Lui godeva nell'insultarla, ma a lei piaceva da morire quell'umiliazione. E non vedeva l'ora di farsi scopare. La bendò con un foulard nero di seta. Profumava di lui. L'adagiò sul letto e le legò i polsi alla testiera di ferro battuto.
Poi sentì la porta cigolare. Era entrato qualcuno. Un altro uomo. Sentiva odore di tabacco. Due mani, forti e sconosciute le aprirono le gambe. Fu un attimo. Un membro nuovo, poderoso e grosso, era già dentro di lei.
E faceva su e giù.
Ne aveva avuti tanti tra le cosce, anche due alla volta, ma così non le era mai successo. Cominciò a gemere di piacere.
Una gocciolina di sudore le imperlò la fronte. «Basta. Sta' zitta! Adesso fai quello che dico io». Il padrone era adirato. Doveva sottostare al suo volere.

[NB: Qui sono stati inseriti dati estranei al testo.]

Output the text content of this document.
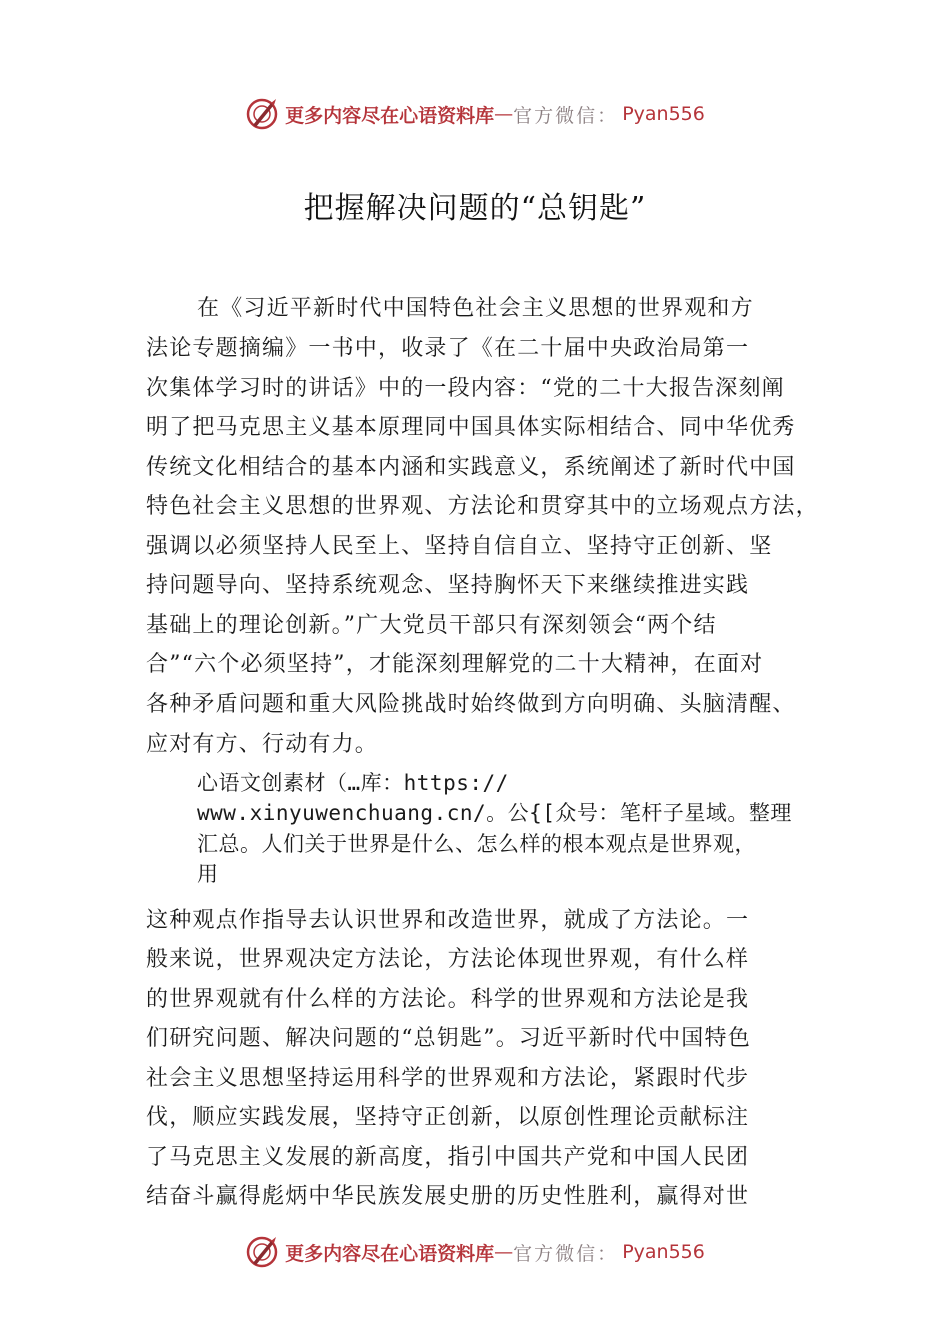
更多内容尽在心语资料库 — 官方微信： Pyan556
把握解决问题的“总钥匙”
在《习近平新时代中国特色社会主义思想的世界观和方
法论专题摘编》一书中，收录了《在二十届中央政治局第一
次集体学习时的讲话》中的一段内容：“党的二十大报告深刻阐
明了把马克思主义基本原理同中国具体实际相结合、同中华优秀
传统文化相结合的基本内涵和实践意义，系统阐述了新时代中国
特色社会主义思想的世界观、方法论和贯穿其中的立场观点方法，
强调以必须坚持人民至上、坚持自信自立、坚持守正创新、坚
持问题导向、坚持系统观念、坚持胸怀天下来继续推进实践
基础上的理论创新。”广大党员干部只有深刻领会“两个结
合”“六个必须坚持”，才能深刻理解党的二十大精神，在面对
各种矛盾问题和重大风险挑战时始终做到方向明确、头脑清醒、
应对有方、行动有力。
心语文创素材（…库：https://
www.xinyuwenchuang.cn/。公{[众号：笔杆子星域。整理
汇总。人们关于世界是什么、怎么样的根本观点是世界观，
用
这种观点作指导去认识世界和改造世界，就成了方法论。一
般来说，世界观决定方法论，方法论体现世界观，有什么样
的世界观就有什么样的方法论。科学的世界观和方法论是我
们研究问题、解决问题的“总钥匙”。习近平新时代中国特色
社会主义思想坚持运用科学的世界观和方法论，紧跟时代步
伐，顺应实践发展，坚持守正创新，以原创性理论贡献标注
了马克思主义发展的新高度，指引中国共产党和中国人民团
结奋斗赢得彪炳中华民族发展史册的历史性胜利，赢得对世
更多内容尽在心语资料库 — 官方微信： Pyan556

«Farò tutto quello che vuoi» disse lei con la voce sottomessa.
L'altro uomo aveva di nuovo acceso il sigaro e si godeva lo spettacolo, mentre il padrone glielo infilava in bocca. Fino alla gola, tanto era lungo. «E ingoia tutto, troia!». «E tu stronzo, datti da fare con questa puttana!».
Era proprio arrabbiato.
Mentre finiva di leccarlo inginocchiata a lui, lo sconosciuto le apriva il buco del culo e prese a scoparla con tutta la forza che aveva in corpo. Ma lui il padrone non era sazio ancora. E cominciò a succhiarle il nettare da quei capezzoli così morbidi e succosi.
Lisciò quella pergamena. 110 e lode. La poggiò sulla scrivania, mentre con due dita si procurava un piacere profondo. Da sola. Era stata proprio brava. Un liquido caldo cominciò a scorrerle tra le gambe.